May 30, 2022

Over the weekend I did something I had not done since we acquired Zena, I went fishing.  Lately my time seems split between work, writing, and caring for the garden and yard.  When we got Zena, she became another time expense that needed attention.  It was not a bad thing, just a thing.  Melissa encouraged me to get out several times, but I knew I already left them alone went to work, and Melissa had to care for her.  Zena is settling in and can now be left for periods when we go somewhere together.  Fishing had been on my mind for several weeks (and several dreams), and that was not abated by my son sending a photo of the 30 Kokanee (land locked salmon) he and three friends caught last week.  When Melissa again suggested I get out of the house I agreed.  One creek I stopped at had hundreds of minnows feeding on the surface.  I also noticed a green heron hunting along the dam overflow.  While I only caught a few small fish, I was able to add a photograph of a green heron to my birder list for the third straight year.

When I looked online, I found the green heron (Butorides virescens) is a small heron of North and Central America.  Butorides is from Middle English butor “bittern” and Ancient Greek -oides, “resembling”, and virescens is Latin for “greenish”.  The adult heron is relatively small with a body length of 17 inches (44 cm) and the neck is often pulled in tight against the body.  Adults have a glossy, greenish-black cap, a greenish back and wings that are grey-black grading into green or blue, a chestnut neck with a white line down the front, grey underparts, and short yellow legs.  The bill is dark with a long, sharp point.  Female adults tend to be smaller than males, and have duller and lighter plumage, particularly in the breeding season.  Juveniles are duller, with the head sides, neck and underparts streaked brown and white, tan-splotched back and wing coverts, and greenish-yellow legs and bill.  The year-round habitat is in small wetlands in low-lying areas along the coasts of the southern US, with breeding territory ranging into eastern US and winter range moving into Mexico.  The species is most conspicuous during dusk and dawn and prefer to retreat to sheltered areas in daytime but do feed actively during the day if hungry or provisioning young.  

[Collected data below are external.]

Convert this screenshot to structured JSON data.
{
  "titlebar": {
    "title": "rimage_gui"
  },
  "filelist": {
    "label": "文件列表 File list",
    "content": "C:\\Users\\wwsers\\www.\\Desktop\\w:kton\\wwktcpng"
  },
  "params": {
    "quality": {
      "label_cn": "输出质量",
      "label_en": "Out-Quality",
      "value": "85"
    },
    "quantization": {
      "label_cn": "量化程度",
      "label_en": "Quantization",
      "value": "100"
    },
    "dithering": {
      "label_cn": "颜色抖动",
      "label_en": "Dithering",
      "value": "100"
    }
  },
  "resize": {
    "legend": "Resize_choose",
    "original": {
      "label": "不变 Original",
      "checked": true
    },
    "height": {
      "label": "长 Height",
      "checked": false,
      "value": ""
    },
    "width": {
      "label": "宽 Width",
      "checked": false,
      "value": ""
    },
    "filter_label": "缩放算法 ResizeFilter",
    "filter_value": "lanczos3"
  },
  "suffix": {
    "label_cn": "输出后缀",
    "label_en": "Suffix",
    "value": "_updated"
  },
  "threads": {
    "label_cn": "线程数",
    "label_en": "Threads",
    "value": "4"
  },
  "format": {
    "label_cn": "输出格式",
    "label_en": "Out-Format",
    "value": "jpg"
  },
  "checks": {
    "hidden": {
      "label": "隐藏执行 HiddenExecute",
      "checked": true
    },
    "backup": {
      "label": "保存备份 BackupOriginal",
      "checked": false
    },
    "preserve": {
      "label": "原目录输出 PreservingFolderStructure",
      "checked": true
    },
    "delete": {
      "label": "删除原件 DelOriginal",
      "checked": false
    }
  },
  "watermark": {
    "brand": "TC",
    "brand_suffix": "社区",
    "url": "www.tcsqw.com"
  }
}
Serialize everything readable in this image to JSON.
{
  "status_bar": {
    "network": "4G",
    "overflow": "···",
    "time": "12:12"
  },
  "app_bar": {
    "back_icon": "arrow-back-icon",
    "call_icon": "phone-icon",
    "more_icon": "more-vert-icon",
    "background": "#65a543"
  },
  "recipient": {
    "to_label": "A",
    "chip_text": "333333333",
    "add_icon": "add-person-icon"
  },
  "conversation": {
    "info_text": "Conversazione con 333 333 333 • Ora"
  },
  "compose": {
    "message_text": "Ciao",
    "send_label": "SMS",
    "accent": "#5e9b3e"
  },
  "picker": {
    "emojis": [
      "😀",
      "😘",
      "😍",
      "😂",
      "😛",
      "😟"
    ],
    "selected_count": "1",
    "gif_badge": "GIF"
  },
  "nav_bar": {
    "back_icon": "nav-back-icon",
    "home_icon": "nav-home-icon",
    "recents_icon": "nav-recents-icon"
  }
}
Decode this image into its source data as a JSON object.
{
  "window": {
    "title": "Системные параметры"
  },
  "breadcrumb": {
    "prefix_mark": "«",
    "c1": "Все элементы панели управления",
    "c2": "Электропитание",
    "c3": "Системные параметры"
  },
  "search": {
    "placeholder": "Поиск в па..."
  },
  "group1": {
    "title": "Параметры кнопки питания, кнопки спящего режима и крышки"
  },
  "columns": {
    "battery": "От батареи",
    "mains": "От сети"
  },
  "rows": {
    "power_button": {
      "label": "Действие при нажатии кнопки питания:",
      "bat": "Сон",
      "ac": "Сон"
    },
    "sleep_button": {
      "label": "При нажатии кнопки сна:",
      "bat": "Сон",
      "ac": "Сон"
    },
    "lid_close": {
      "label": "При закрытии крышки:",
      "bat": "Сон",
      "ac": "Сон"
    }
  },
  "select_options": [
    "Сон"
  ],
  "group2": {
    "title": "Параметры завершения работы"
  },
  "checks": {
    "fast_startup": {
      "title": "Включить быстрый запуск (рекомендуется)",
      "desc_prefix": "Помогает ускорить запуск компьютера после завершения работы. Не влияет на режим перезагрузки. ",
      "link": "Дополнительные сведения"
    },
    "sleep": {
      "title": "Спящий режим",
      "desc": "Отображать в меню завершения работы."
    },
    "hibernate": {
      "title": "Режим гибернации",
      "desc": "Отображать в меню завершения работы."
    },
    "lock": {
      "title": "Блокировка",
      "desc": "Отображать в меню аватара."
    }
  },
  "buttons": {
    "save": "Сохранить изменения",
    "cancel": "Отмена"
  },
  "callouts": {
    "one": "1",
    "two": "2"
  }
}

The green heron mainly eats small fish, frogs, and aquatic arthropods, but may take other small prey they can catch.  They are intolerant of other birds when feeding and do not forage in groups.  They typically stand still on shore or in shallow water or perch upon branches and await prey.  Sometimes they drop food, insects, or other small objects on the water’s surface to attract fish, making them one of the few known tool-using species.  This feeding method has led some to title the green and closely related striated heron as among the world’s most intelligent birds.  The northern population moves to its breeding ranges during March and April, and even in the northernmost limit of the green heron’s range, breeding is well underway by the end of May.  Migration to the winter quarters starts in September and by late October the birds have moved out of the northern range.  The northward migration does not seem to be affected by global warming, as the birds appear in their breeding ranges at the same time as they did 100 years ago.

THOUGHTS:  I was excited my first year as a birder to have a green heron visit our house.  Our broken pool was uncovered and had become more of a pond, complete with frogs and tadpoles.  One morning I saw the heron hunting along the pool edge.  The bird stayed several days, and then left.  The next year another heron (same?) appeared around the same time and feasted several days.  These were the first two times I recall seeing a green heron, and I was happy to again see one in as new location this year.  Using tools was thought to be the difference between humans until the 1970’s.  Then we paid attention and found other species not only use but make tools to use for feeding.  Either these animals are sentient, or we are not as smart as we thought we were.  Act for all.  Change is coming and it starts with you.